Hearing beyond the spectrum

Abstract

In this work we focus on the problem of acoustic signals modeling and analysis, with particular interest in models that can capture the timbre of musical sounds. Traditional methods usually relate to several “dimensions” which represent the spectral properties of the signal and their change in time. Here we confine ourselves to the stationary portion of the sound signal, the analysis of which is generalized by incorporating polyspectral techniques. We suggest that by looking at the higher order statistics of the signal we obtain additional information not present in the standard autocorrelation or its Fourier related power‐spectra. It is shown that over the bispectral plane several acoustically meaningful measures could be devised, which are sensitive to properties such as harmonicity and phase coherence among the harmonics. Effects such as reverberation and chorusing are demonstrated to be clearly detected by the above measures. In the second part of the paper we perform an information theoretic analysis of the spectral and bispectral planes. We introduce the concept of statistical divergence which is used for measuring the “similarity” between signals.

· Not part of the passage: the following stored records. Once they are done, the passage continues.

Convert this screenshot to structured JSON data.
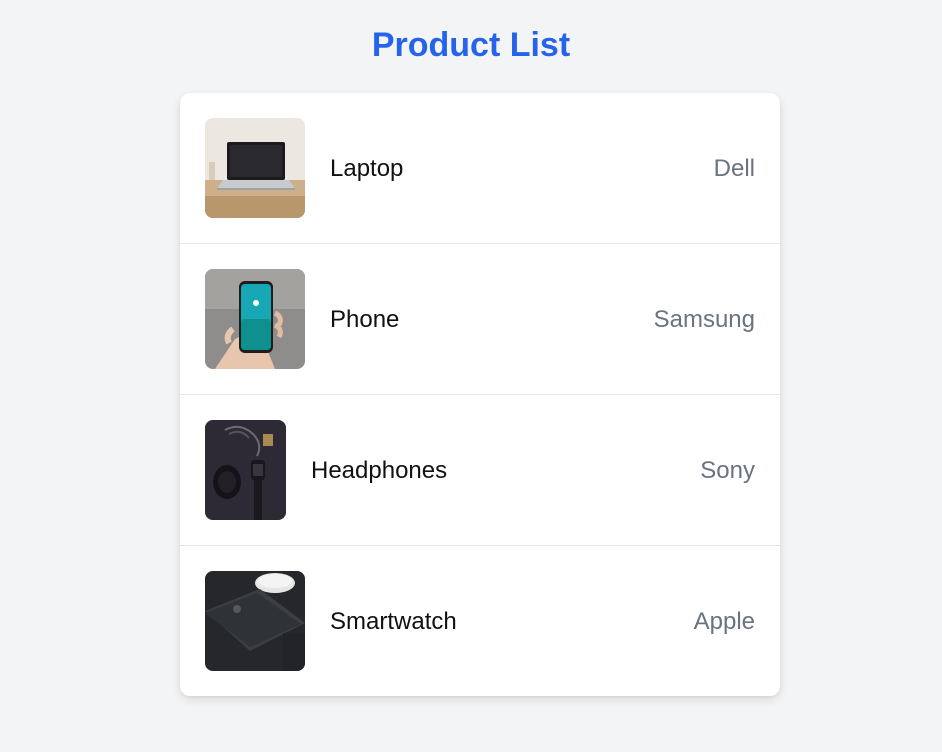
{
  "page": {
    "title": "Product List"
  },
  "products": [
    {
      "name": "Laptop",
      "brand": "Dell",
      "image_icon": "laptop-photo-icon"
    },
    {
      "name": "Phone",
      "brand": "Samsung",
      "image_icon": "phone-photo-icon"
    },
    {
      "name": "Headphones",
      "brand": "Sony",
      "image_icon": "headphones-photo-icon"
    },
    {
      "name": "Smartwatch",
      "brand": "Apple",
      "image_icon": "smartwatch-photo-icon"
    }
  ],
  "colors": {
    "title": "#2563eb",
    "background": "#f3f4f6",
    "brand_text": "#6b7280",
    "divider": "#e5e7eb"
  }
}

A comparative matrix is presented which shows the similarity measure between several instruments based on spectral and bispectral information. The instruments group into similarity classes with a good correspondence to the human acoustic perception. The last part of the paper is devoted to acoustical modelling of the above phenomena. We suggest a simple model which accounts for some of the polyspectral aspects of musical sound discussed above. One of the main results of our work is generalization of acoustic distortion measure based on our model and which takes into account higher order statistical properties of the signal.